Gold (XAU/USD) struggled to capitalize on the weekly bullish gap opening on Monday and remained capped near the $1875-76 resistance zone. A modest uptick in the US bond yields prompted some fresh selling around the yellow metal on Tuesday but concerns about COVID-19 vaccine supplies might help limit any further losses for the commodity, FXStreet’s Haresh Menghani reports.
Key quotes
“Concerns about the delay in COVID-19 vaccine supplies helped limit the downside. Moving ahead, the broader market risk sentiment will play a key role in influencing the intraday movement for the commodity. This, along with the US bond yields and the USD price dynamics, will also be looked upon for some meaningful trading opportunities.”
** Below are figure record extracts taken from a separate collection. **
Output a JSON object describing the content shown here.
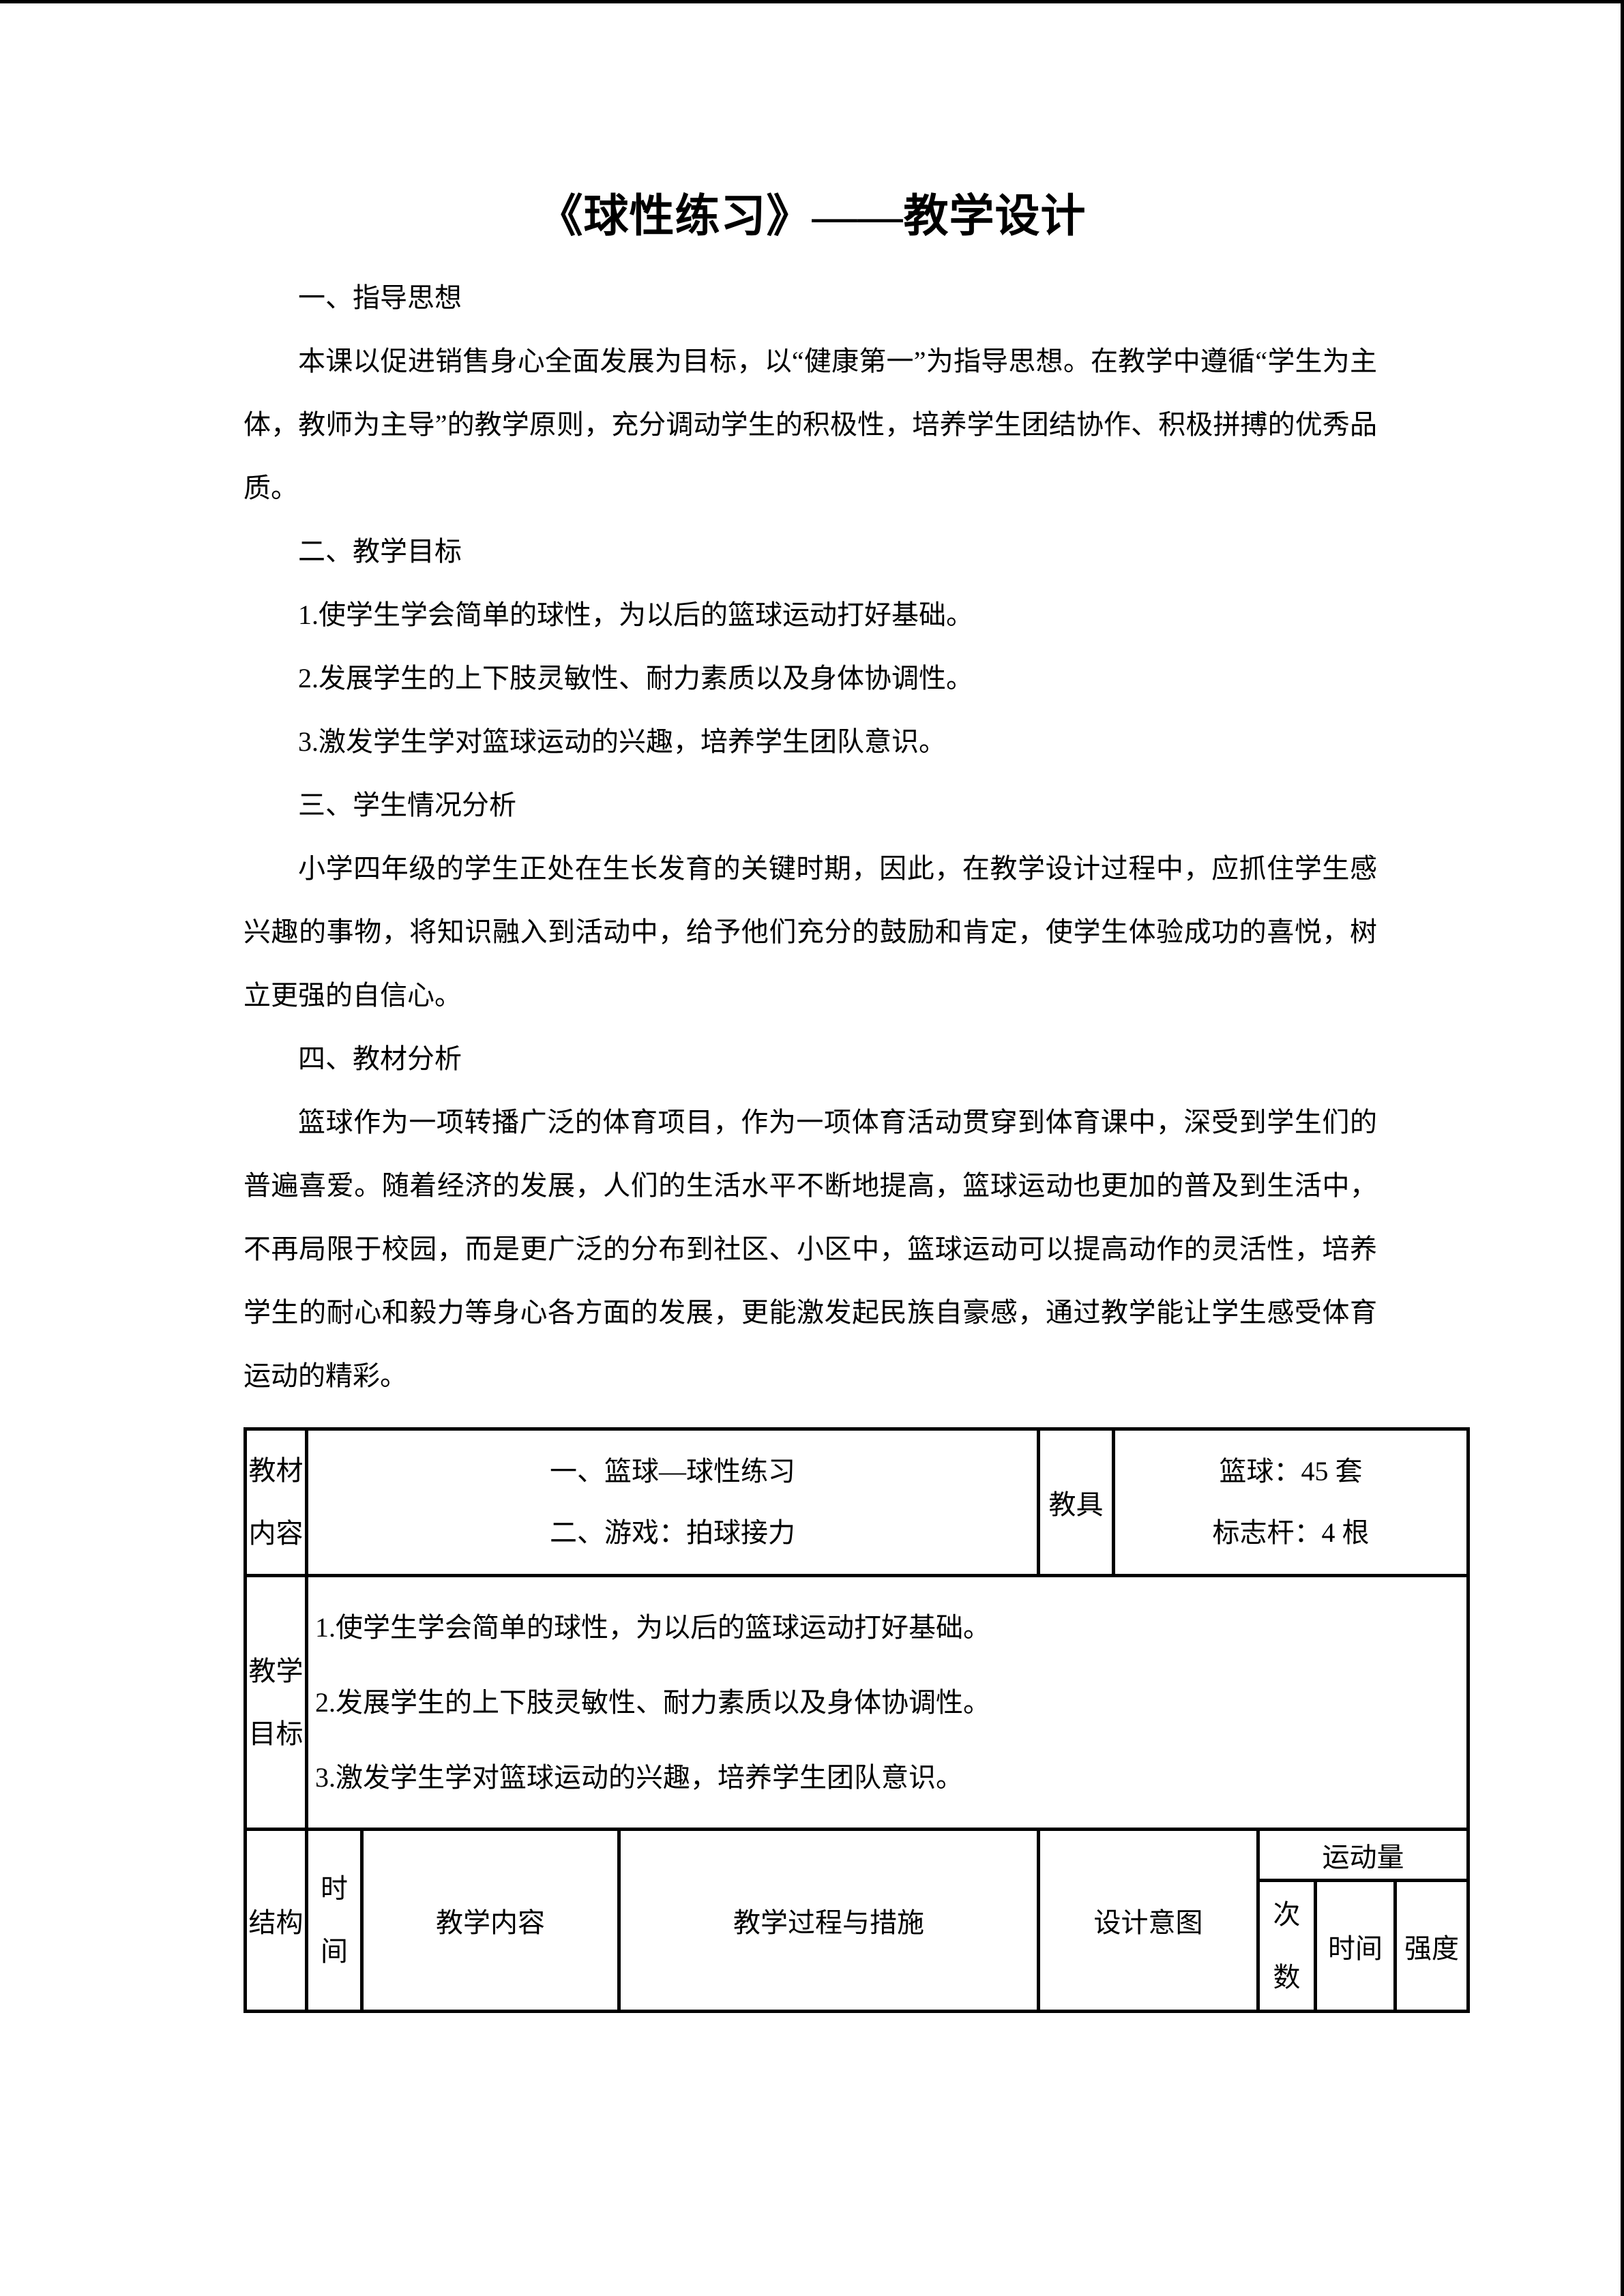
{
  "page": {
    "title": "《球性练习》——教学设计"
  },
  "body": {
    "sections": [
      {
        "heading": "一、指导思想",
        "paragraphs": [
          "本课以促进销售身心全面发展为目标，以“健康第一”为指导思想。在教学中遵循“学生为主体，教师为主导”的教学原则，充分调动学生的积极性，培养学生团结协作、积极拼搏的优秀品质。"
        ]
      },
      {
        "heading": "二、教学目标",
        "paragraphs": [
          "1.使学生学会简单的球性，为以后的篮球运动打好基础。",
          "2.发展学生的上下肢灵敏性、耐力素质以及身体协调性。",
          "3.激发学生学对篮球运动的兴趣，培养学生团队意识。"
        ]
      },
      {
        "heading": "三、学生情况分析",
        "paragraphs": [
          "小学四年级的学生正处在生长发育的关键时期，因此，在教学设计过程中，应抓住学生感兴趣的事物，将知识融入到活动中，给予他们充分的鼓励和肯定，使学生体验成功的喜悦，树立更强的自信心。"
        ]
      },
      {
        "heading": "四、教材分析",
        "paragraphs": [
          "篮球作为一项转播广泛的体育项目，作为一项体育活动贯穿到体育课中，深受到学生们的普遍喜爱。随着经济的发展，人们的生活水平不断地提高，篮球运动也更加的普及到生活中，不再局限于校园，而是更广泛的分布到社区、小区中，篮球运动可以提高动作的灵活性，培养学生的耐心和毅力等身心各方面的发展，更能激发起民族自豪感，通过教学能让学生感受体育运动的精彩。"
        ]
      }
    ]
  },
  "table": {
    "row1": {
      "label": [
        "教材",
        "内容"
      ],
      "content": [
        "一、篮球—球性练习",
        "二、游戏：拍球接力"
      ],
      "aids_label": "教具",
      "aids": [
        "篮球：45 套",
        "标志杆：4 根"
      ]
    },
    "row2": {
      "label": [
        "教学",
        "目标"
      ],
      "goals": [
        "1.使学生学会简单的球性，为以后的篮球运动打好基础。",
        "2.发展学生的上下肢灵敏性、耐力素质以及身体协调性。",
        "3.激发学生学对篮球运动的兴趣，培养学生团队意识。"
      ]
    },
    "row3": {
      "structure": "结构",
      "time": [
        "时",
        "间"
      ],
      "teaching_content": "教学内容",
      "process": "教学过程与措施",
      "intent": "设计意图",
      "exercise_load": "运动量",
      "times": [
        "次",
        "数"
      ],
      "time2": "时间",
      "intensity": "强度"
    }
  },
  "colors": {
    "text": "#000000",
    "background": "#ffffff",
    "border": "#000000"
  }
}
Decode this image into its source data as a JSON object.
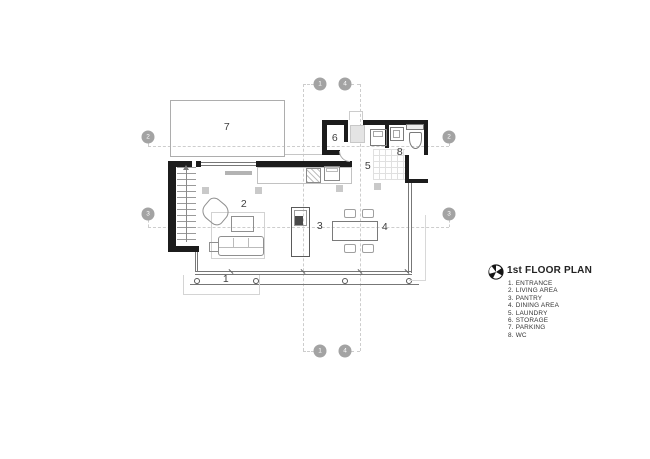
{
  "legend": {
    "title": "1st FLOOR PLAN",
    "logo_icon": "pinwheel-logo",
    "items": [
      {
        "num": "1",
        "label": "ENTRANCE"
      },
      {
        "num": "2",
        "label": "LIVING AREA"
      },
      {
        "num": "3",
        "label": "PANTRY"
      },
      {
        "num": "4",
        "label": "DINING AREA"
      },
      {
        "num": "5",
        "label": "LAUNDRY"
      },
      {
        "num": "6",
        "label": "STORAGE"
      },
      {
        "num": "7",
        "label": "PARKING"
      },
      {
        "num": "8",
        "label": "WC"
      }
    ]
  },
  "plan": {
    "room_labels": [
      {
        "num": "1",
        "x": 226,
        "y": 279
      },
      {
        "num": "2",
        "x": 244,
        "y": 204
      },
      {
        "num": "3",
        "x": 320,
        "y": 226
      },
      {
        "num": "4",
        "x": 385,
        "y": 227
      },
      {
        "num": "5",
        "x": 368,
        "y": 166
      },
      {
        "num": "6",
        "x": 335,
        "y": 138
      },
      {
        "num": "7",
        "x": 227,
        "y": 127
      },
      {
        "num": "8",
        "x": 400,
        "y": 152
      }
    ],
    "grid_bubbles": [
      {
        "num": "1",
        "x": 320,
        "y": 84
      },
      {
        "num": "4",
        "x": 345,
        "y": 84
      },
      {
        "num": "2",
        "x": 148,
        "y": 137
      },
      {
        "num": "2",
        "x": 449,
        "y": 137
      },
      {
        "num": "3",
        "x": 148,
        "y": 214
      },
      {
        "num": "3",
        "x": 449,
        "y": 214
      },
      {
        "num": "1",
        "x": 320,
        "y": 351
      },
      {
        "num": "4",
        "x": 345,
        "y": 351
      }
    ]
  },
  "colors": {
    "background": "#ffffff",
    "wall": "#1c1c1c",
    "thin_line": "#777777",
    "light_line": "#c2c2c2",
    "grid_dash": "#cdcdcd",
    "grid_bubble": "#a3a3a3",
    "room_label_text": "#3f3f3f",
    "legend_text": "#333333"
  }
}
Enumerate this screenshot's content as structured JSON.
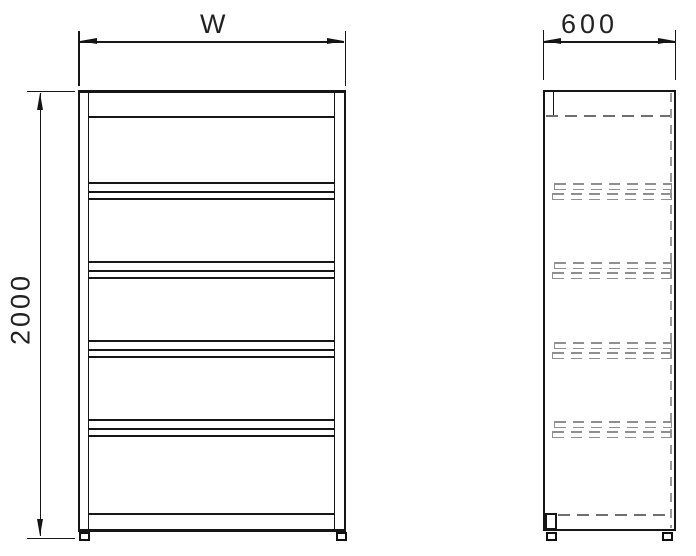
{
  "drawing": {
    "type": "technical drawing - shelving unit, front and side elevation views",
    "dimensions": {
      "width": {
        "label": "W"
      },
      "depth": {
        "label": "600"
      },
      "height": {
        "label": "2000"
      }
    },
    "views": {
      "front": {
        "shelf_levels": 6,
        "posts": 2,
        "feet": 2
      },
      "side": {
        "shelf_support_groups": 4,
        "hidden_lines": true,
        "feet": 2
      }
    },
    "colors": {
      "line": "#161616",
      "hidden_line": "#6f6f6f",
      "support_dash": "#8f8f8f",
      "background": "#ffffff"
    }
  }
}
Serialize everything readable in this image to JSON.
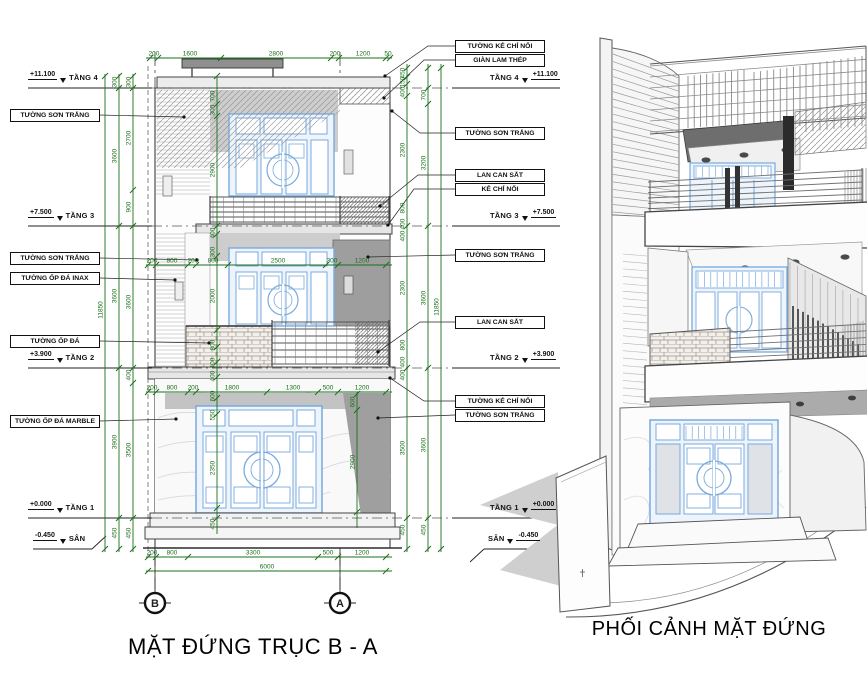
{
  "titles": {
    "elevation": "MẶT ĐỨNG TRỤC B - A",
    "perspective": "PHỐI CẢNH MẶT ĐỨNG"
  },
  "grid_bubbles": {
    "left": "B",
    "right": "A"
  },
  "levels": {
    "t4": {
      "name": "TẦNG 4",
      "elev": "+11.100"
    },
    "t3": {
      "name": "TẦNG 3",
      "elev": "+7.500"
    },
    "t2": {
      "name": "TẦNG 2",
      "elev": "+3.900"
    },
    "t1": {
      "name": "TẦNG 1",
      "elev": "+0.000"
    },
    "san": {
      "name": "SÂN",
      "elev": "-0.450"
    }
  },
  "callouts_left": [
    "TƯỜNG SƠN TRẮNG",
    "TƯỜNG SƠN TRẮNG",
    "TƯỜNG ỐP ĐÁ INAX",
    "TƯỜNG ỐP ĐÁ",
    "TƯỜNG ỐP ĐÁ MARBLE"
  ],
  "callouts_right": [
    "TƯỜNG KẺ CHỈ NỔI",
    "GIÀN LAM THÉP",
    "TƯỜNG SƠN TRẮNG",
    "LAN CAN SẮT",
    "KẺ CHỈ NỔI",
    "TƯỜNG SƠN TRẮNG",
    "LAN CAN SẮT",
    "TƯỜNG KẺ CHỈ NỔI",
    "TƯỜNG SƠN TRẮNG"
  ],
  "colors": {
    "dim_green": "#1b6f1b",
    "door_blue": "#79aadd",
    "line_dark": "#3d3d3d"
  },
  "dim_chains": [
    {
      "dir": "h",
      "pos": 58,
      "from": 146,
      "to": 392,
      "ticks": [
        150,
        158,
        221,
        331,
        339,
        386,
        390
      ],
      "labels": [
        {
          "v": "200",
          "at": 154
        },
        {
          "v": "1600",
          "at": 190
        },
        {
          "v": "2800",
          "at": 276
        },
        {
          "v": "200",
          "at": 335
        },
        {
          "v": "1200",
          "at": 363
        },
        {
          "v": "50",
          "at": 388
        }
      ]
    },
    {
      "dir": "h",
      "pos": 265,
      "from": 146,
      "to": 392,
      "ticks": [
        148,
        156,
        188,
        196,
        228,
        326,
        338,
        386
      ],
      "labels": [
        {
          "v": "200",
          "at": 152
        },
        {
          "v": "800",
          "at": 172
        },
        {
          "v": "200",
          "at": 193
        },
        {
          "v": "800",
          "at": 213
        },
        {
          "v": "2500",
          "at": 278
        },
        {
          "v": "300",
          "at": 332
        },
        {
          "v": "1200",
          "at": 362
        }
      ]
    },
    {
      "dir": "h",
      "pos": 392,
      "from": 146,
      "to": 392,
      "ticks": [
        148,
        156,
        188,
        196,
        267,
        318,
        338,
        386
      ],
      "labels": [
        {
          "v": "200",
          "at": 152
        },
        {
          "v": "800",
          "at": 172
        },
        {
          "v": "200",
          "at": 193
        },
        {
          "v": "1800",
          "at": 232
        },
        {
          "v": "1300",
          "at": 293
        },
        {
          "v": "500",
          "at": 328
        },
        {
          "v": "1200",
          "at": 362
        }
      ]
    },
    {
      "dir": "h",
      "pos": 557,
      "from": 146,
      "to": 392,
      "ticks": [
        148,
        156,
        188,
        318,
        338,
        386
      ],
      "labels": [
        {
          "v": "200",
          "at": 152
        },
        {
          "v": "800",
          "at": 172
        },
        {
          "v": "3300",
          "at": 253
        },
        {
          "v": "500",
          "at": 328
        },
        {
          "v": "1200",
          "at": 362
        }
      ]
    },
    {
      "dir": "h",
      "pos": 571,
      "from": 146,
      "to": 392,
      "ticks": [
        148,
        386
      ],
      "labels": [
        {
          "v": "6000",
          "at": 267
        }
      ]
    },
    {
      "dir": "v",
      "pos": 105,
      "from": 74,
      "to": 552,
      "ticks": [
        76,
        549
      ],
      "labels": [
        {
          "v": "11850",
          "at": 310
        }
      ]
    },
    {
      "dir": "v",
      "pos": 119,
      "from": 74,
      "to": 552,
      "ticks": [
        76,
        88,
        226,
        368,
        518,
        549
      ],
      "labels": [
        {
          "v": "300",
          "at": 82
        },
        {
          "v": "3600",
          "at": 156
        },
        {
          "v": "3600",
          "at": 296
        },
        {
          "v": "3900",
          "at": 442
        },
        {
          "v": "450",
          "at": 533
        }
      ]
    },
    {
      "dir": "v",
      "pos": 133,
      "from": 74,
      "to": 552,
      "ticks": [
        76,
        88,
        190,
        226,
        368,
        383,
        518,
        549
      ],
      "labels": [
        {
          "v": "300",
          "at": 82
        },
        {
          "v": "2700",
          "at": 138
        },
        {
          "v": "900",
          "at": 207
        },
        {
          "v": "3600",
          "at": 302
        },
        {
          "v": "400",
          "at": 375
        },
        {
          "v": "3500",
          "at": 450
        },
        {
          "v": "450",
          "at": 533
        }
      ]
    },
    {
      "dir": "v",
      "pos": 217,
      "from": 76,
      "to": 534,
      "ticks": [
        76,
        104,
        116,
        226,
        234,
        256,
        330,
        347,
        362,
        377,
        398,
        414,
        508,
        518
      ],
      "labels": [
        {
          "v": "700",
          "at": 96
        },
        {
          "v": "300",
          "at": 110
        },
        {
          "v": "2900",
          "at": 170
        },
        {
          "v": "400",
          "at": 233
        },
        {
          "v": "300",
          "at": 252
        },
        {
          "v": "2000",
          "at": 296
        },
        {
          "v": "800",
          "at": 345
        },
        {
          "v": "400",
          "at": 363
        },
        {
          "v": "400",
          "at": 376
        },
        {
          "v": "600",
          "at": 396
        },
        {
          "v": "550",
          "at": 415
        },
        {
          "v": "2350",
          "at": 468
        },
        {
          "v": "450",
          "at": 524
        }
      ]
    },
    {
      "dir": "v",
      "pos": 357,
      "from": 392,
      "to": 528,
      "ticks": [
        394,
        410,
        512
      ],
      "labels": [
        {
          "v": "600",
          "at": 402
        },
        {
          "v": "2900",
          "at": 462
        }
      ]
    },
    {
      "dir": "v",
      "pos": 407,
      "from": 64,
      "to": 552,
      "ticks": [
        68,
        77,
        84,
        96,
        226,
        368,
        518,
        549
      ],
      "labels": [
        {
          "v": "450",
          "at": 73
        },
        {
          "v": "150",
          "at": 82
        },
        {
          "v": "400",
          "at": 92
        },
        {
          "v": "2300",
          "at": 150
        },
        {
          "v": "800",
          "at": 208
        },
        {
          "v": "400",
          "at": 224
        },
        {
          "v": "400",
          "at": 236
        },
        {
          "v": "2300",
          "at": 288
        },
        {
          "v": "800",
          "at": 345
        },
        {
          "v": "400",
          "at": 362
        },
        {
          "v": "400",
          "at": 375
        },
        {
          "v": "3500",
          "at": 448
        },
        {
          "v": "450",
          "at": 530
        }
      ]
    },
    {
      "dir": "v",
      "pos": 428,
      "from": 64,
      "to": 552,
      "ticks": [
        68,
        88,
        104,
        226,
        368,
        518,
        549
      ],
      "labels": [
        {
          "v": "700",
          "at": 95
        },
        {
          "v": "3200",
          "at": 163
        },
        {
          "v": "3600",
          "at": 298
        },
        {
          "v": "3600",
          "at": 445
        },
        {
          "v": "450",
          "at": 530
        }
      ]
    },
    {
      "dir": "v",
      "pos": 441,
      "from": 64,
      "to": 552,
      "ticks": [
        68,
        549
      ],
      "labels": [
        {
          "v": "11850",
          "at": 307
        }
      ]
    }
  ]
}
“A sustained move beyond the $1875-76 horizontal resistance should pave the way for an extension of the recent bounce from seven-week lows and push the metal to the $1900 round-figure mark. The momentum could further be extended towards the $1922-24 supply zone en-route the next major hurdle near the $1960 region.”
“The ascending trend-line, currently around the $1845-44 region, might continue to protect the immediate downside. A convincing break below will negate the constructive outlook, turning the commodity vulnerable to weaken further below the $1830 intermediate support and slide back to challenge the $1800 mark.”